16 mars 2019

1789 - 2019 : un seul tyran, le Fisc !


Il est toujours hasardeux de comparer des événements historiques quand ils sont éloignés dans le temps, 230 ans en l’occurrence. Et pourtant il y a bien des points de ressemblance entre la Révolution de 1789 et le mouvement des Gilets jaunes. De même qu’il y en a, au moins dans les grandes lignes, entre les révoltes populaires Gilets jaunes et celle d’Algérie en raison de la similitude des stratégies des chefs d’État – Bouteflika et Macron – pour tenter de se tirer du mauvais pas dans lequel ils se trouvent.

Louis XVI : Cahiers de doléances, États généraux, récupération par l’élite révolutionnaire => Terreur

Louis XVI organise, en ce début d’année 1789, une gigantesque consultation populaire. Elle produit environ 60 000 « Cahiers de doléances » (pour 28 millions d’habitants). Les demandes étaient souvent incohérentes ou irréalistes, mais les grandes lignes en sont : Plus qu’au chef de l’État (le roi, que le peuple aime et respecte), c’est l’élite qui cristallise la colère, ministres et intendants qualifiés de « despotes« , « Vos peuples livrés à des despotes se réfugient en foule au pied de votre trône… », à sa médiocrité « la noblesse ne doit plus être créée par une charge achetée mais seulement par son courage…« , les évêques « … dont il n’est pas sans exemple que la science soit médiocre« .

Et surtout « Un seul et véritable tyran, le FISC, qui s’occupe jour et nuit à enlever l’or de la couronne, l’argent des crosses, l’acier des épées, l’hermine des robes, le cuivre des comptoirs, le fer des charrues » (1). Les cahiers de doléances sont suivis d’Etats généraux qui doivent en faire la synthèse et en tirer des conclusions exploitables par le pouvoir. L’Histoire a montré que cela n’avait pas été un succès pour Louis XVI… l’élite révolutionnaire ayant pris le pouvoir !


Autre fait à prendre en compte, le long temps nécessaire à la concrétisation du mouvement révolutionnaire : Il commence le 28 juin 1788 avec la « journée des tuiles » à Grenoble (2), est suivi par de brefs mouvements sporadiques dans toute la France, réprimés d’abord durement par l’Armée, puis de plus en plus mollement jusqu’au ralliement quasi général des forces de l’ordre à la Révolution. Treize mois plus tard, en juillet 1789, la prise de la Bastille. Le 21 juin 1791, trois ans plus tard, la « fuite » de Varennes.

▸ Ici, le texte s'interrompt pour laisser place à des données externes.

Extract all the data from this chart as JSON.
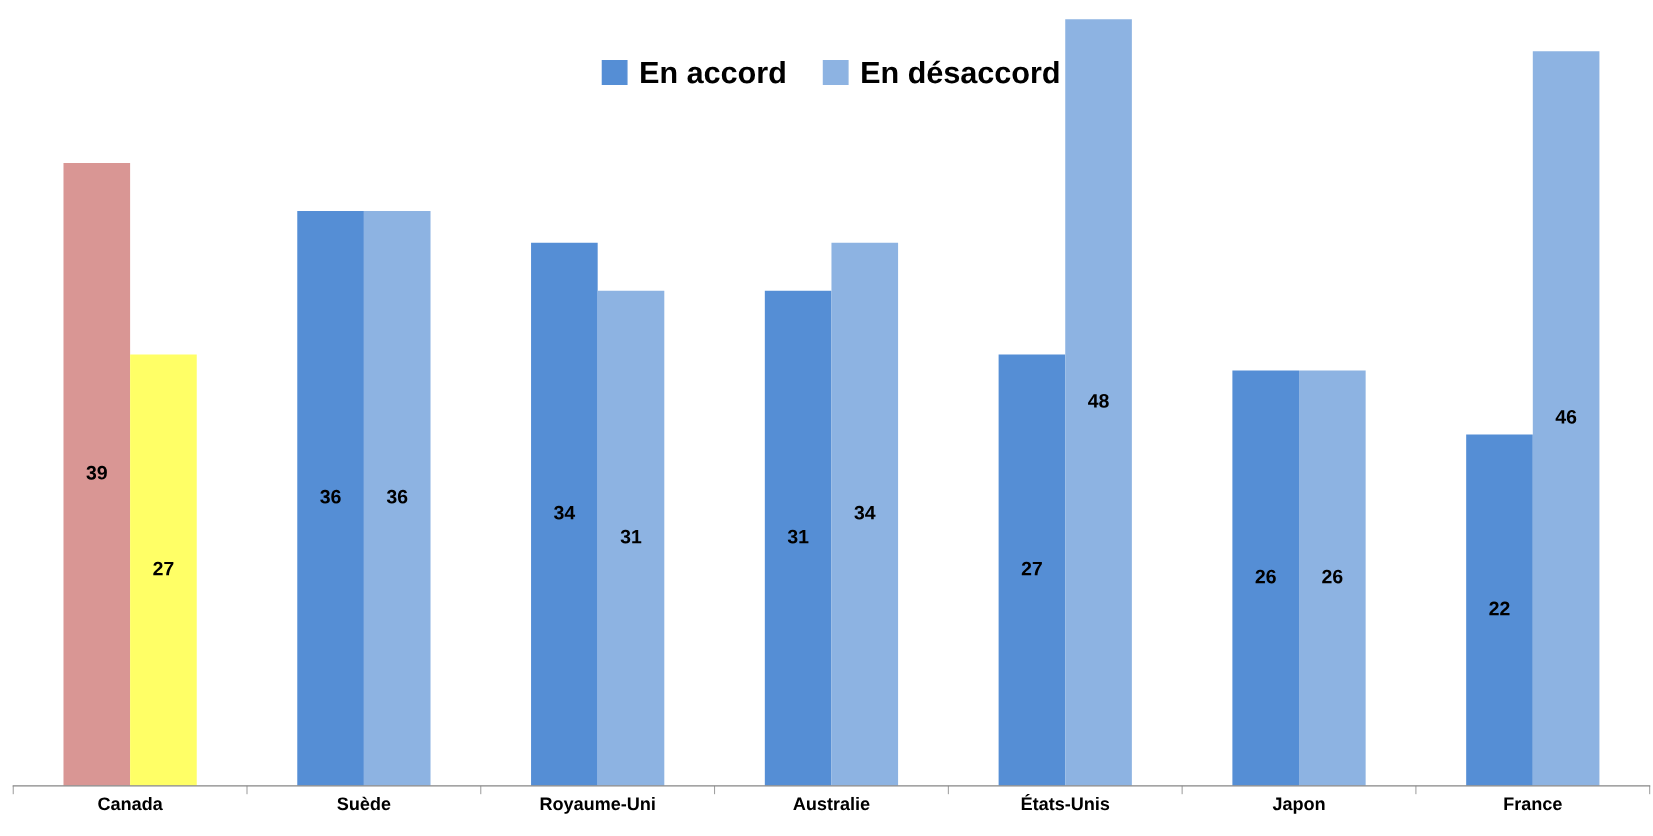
{
  "chart_data": {
    "type": "bar",
    "categories": [
      "Canada",
      "Suède",
      "Royaume-Uni",
      "Australie",
      "États-Unis",
      "Japon",
      "France"
    ],
    "series": [
      {
        "name": "En accord",
        "color": "#558ed5",
        "colors": [
          "#d99694",
          "#558ed5",
          "#558ed5",
          "#558ed5",
          "#558ed5",
          "#558ed5",
          "#558ed5"
        ],
        "values": [
          39,
          36,
          34,
          31,
          27,
          26,
          22
        ]
      },
      {
        "name": "En désaccord",
        "color": "#8db3e2",
        "colors": [
          "#ffff66",
          "#8db3e2",
          "#8db3e2",
          "#8db3e2",
          "#8db3e2",
          "#8db3e2",
          "#8db3e2"
        ],
        "values": [
          27,
          36,
          31,
          34,
          48,
          26,
          46
        ]
      }
    ],
    "data_labels": true,
    "grid": false,
    "legend": "top"
  }
}
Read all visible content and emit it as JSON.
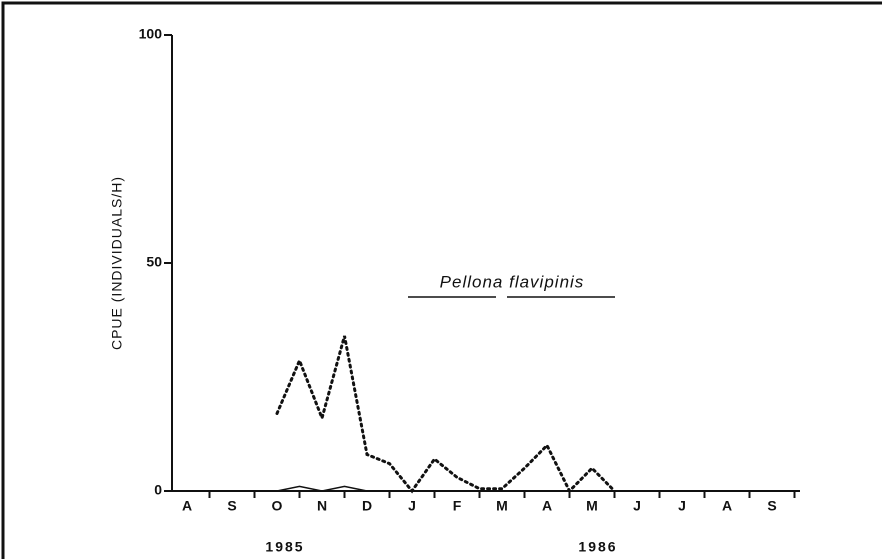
{
  "chart_data": {
    "type": "line",
    "title": "Pellona flavipinis",
    "y_label": "CPUE (INDIVIDUALS/H)",
    "year_labels": [
      "1985",
      "1986"
    ],
    "categories": [
      "A",
      null,
      "S",
      null,
      "O",
      null,
      "N",
      null,
      "D",
      null,
      "J",
      null,
      "F",
      null,
      "M",
      null,
      "A",
      null,
      "M",
      null,
      "J",
      null,
      "J",
      null,
      "A",
      null,
      "S",
      null
    ],
    "series": [
      {
        "color": "#111111",
        "style": "dotted",
        "values": [
          null,
          null,
          null,
          null,
          17,
          28.6,
          16,
          34,
          8,
          6,
          0,
          7,
          3,
          0.5,
          0.5,
          5,
          10,
          0,
          5,
          0,
          null,
          null,
          null,
          null,
          null,
          null,
          null,
          null
        ]
      },
      {
        "color": "#111111",
        "style": "solid",
        "values": [
          0,
          0,
          0,
          0,
          0,
          1,
          0,
          1,
          0,
          0,
          0,
          0,
          0,
          0,
          0,
          0,
          0,
          0,
          0,
          0,
          0,
          0,
          0,
          0,
          0,
          0,
          0,
          0
        ]
      }
    ],
    "ylim": [
      0,
      100
    ],
    "yticks": [
      0,
      50,
      100
    ]
  }
}
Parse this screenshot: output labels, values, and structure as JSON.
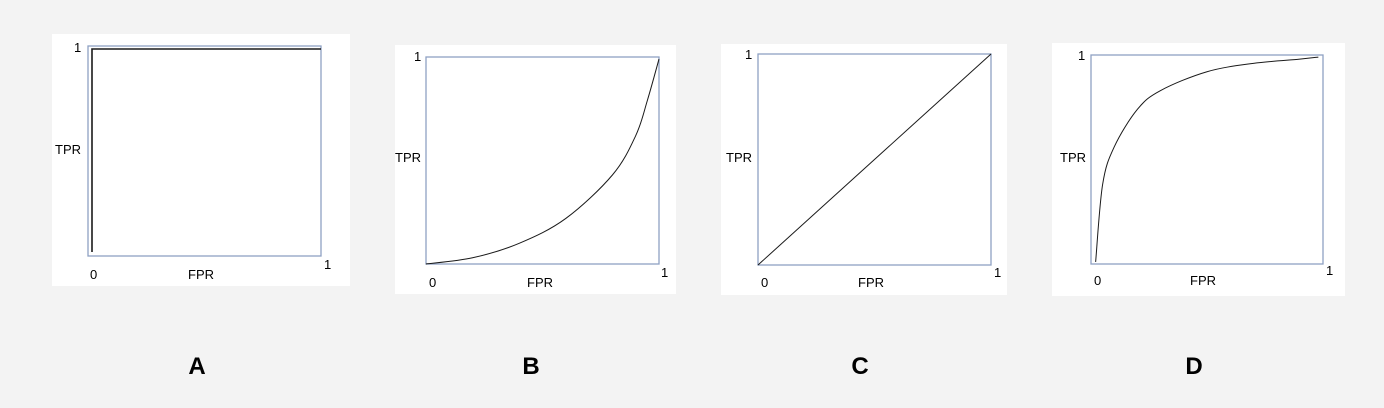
{
  "chart_data": [
    {
      "type": "line",
      "panel_label": "A",
      "xlabel": "FPR",
      "ylabel": "TPR",
      "x_min_label": "0",
      "x_max_label": "1",
      "y_max_label": "1",
      "xlim": [
        0,
        1
      ],
      "ylim": [
        0,
        1
      ],
      "series": [
        {
          "x": [
            0,
            0,
            1
          ],
          "y": [
            0,
            1,
            1
          ]
        }
      ]
    },
    {
      "type": "line",
      "panel_label": "B",
      "xlabel": "FPR",
      "ylabel": "TPR",
      "x_min_label": "0",
      "x_max_label": "1",
      "y_max_label": "1",
      "xlim": [
        0,
        1
      ],
      "ylim": [
        0,
        1
      ],
      "series": [
        {
          "x": [
            0,
            0.2,
            0.4,
            0.6,
            0.8,
            0.9,
            0.95,
            1
          ],
          "y": [
            0,
            0.03,
            0.1,
            0.22,
            0.43,
            0.62,
            0.79,
            0.99
          ]
        }
      ]
    },
    {
      "type": "line",
      "panel_label": "C",
      "xlabel": "FPR",
      "ylabel": "TPR",
      "x_min_label": "0",
      "x_max_label": "1",
      "y_max_label": "1",
      "xlim": [
        0,
        1
      ],
      "ylim": [
        0,
        1
      ],
      "series": [
        {
          "x": [
            0,
            1
          ],
          "y": [
            0,
            1
          ]
        }
      ]
    },
    {
      "type": "line",
      "panel_label": "D",
      "xlabel": "FPR",
      "ylabel": "TPR",
      "x_min_label": "0",
      "x_max_label": "1",
      "y_max_label": "1",
      "xlim": [
        0,
        1
      ],
      "ylim": [
        0,
        1
      ],
      "series": [
        {
          "x": [
            0.02,
            0.05,
            0.1,
            0.2,
            0.3,
            0.5,
            0.7,
            0.9,
            0.98
          ],
          "y": [
            0.01,
            0.38,
            0.56,
            0.74,
            0.83,
            0.92,
            0.96,
            0.98,
            0.99
          ]
        }
      ]
    }
  ],
  "colors": {
    "background": "#f3f3f3",
    "panel": "#ffffff",
    "frame": "#8ea1c4",
    "curve": "#1a1a1a"
  }
}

L’élite révolutionnaire tue alors le roi « bienaimé » du peuple, un peuple qu’elle asservit alors par la Terreur.
 
Les gilets jaunes ne sont qu’au début du processus révolutionnaire

Le mouvement Gilets jaunes a commencé il y a quatre mois seulement par une révolte fiscale : « le seul tyran… c’est la taxe sur les carburants« . Il a déjà connu deux accalmies avec une reprise entre les deux, mais malgré les déclarations méthode Coué du ministre de l’Intérieur, rien ne dit qu’il ne va pas continuer.

Car Macron a repris la stratégie du roi : d’abord des cahiers de revendication qui, peu nombreux au regard de 68 millions de Français, n’ont pas donné grand-chose d’exploitable, sinon la manifestation d’un grand mécontentement des Français pour la fiscalité et leurs élites, incapables de sortir le pays de la misère économique, comme en 1789. Les revendications ont été canalisées et transformées en un « vrai-faux Grand débat » dont les règles contraignantes imposées par le pouvoir et la participation du Président ont transformé les débats avec des maires (choisis le plus souvent LREM) en campagne électorale personnelle (3). Plus personne au sein de l’exécutif ne semble y voir plus clair sur ce que souhaitent les Français. « À ce stade, tout est en réflexion… Il n’y a aucun élément arrêté » dit-on à l’Élysée pour tenter de cacher l’échec.

Pour le moment, la révolte fiscale semble oubliée

Oubliée la révolte fiscale, oubliée la demande de Macron « Quels impôts faut-il à vos yeux baisser en priorité, Quelles sont les économies qui vous semblent prioritaires à faire ? »

Faute de propositions cohérentes du « petit peuple » des gilets jaunes, quasiment toutes les propositions ont été formulées par les maires convoqués par le pouvoir au Grand débat et les élites communales dans des réclamations écrites. Elles ont fait ce qu’avaient fait les « robins » en 1789 : substituer aux demandes du peuple celles qui leurs conviennent pour leur maintien au pouvoir. Elles se traduiront (si elles sont suivies) par une augmentation générale des impôts : rétablissement de la taxe carbone, de l’ISF, alourdissement des droits de succession, suppression des niches fiscales (à l’exception de celles dont bénéficient les élus), création d’un nouvel impôt sur le revenu – faible – mais qui toucherait tous les revenus même les plus bas, etc.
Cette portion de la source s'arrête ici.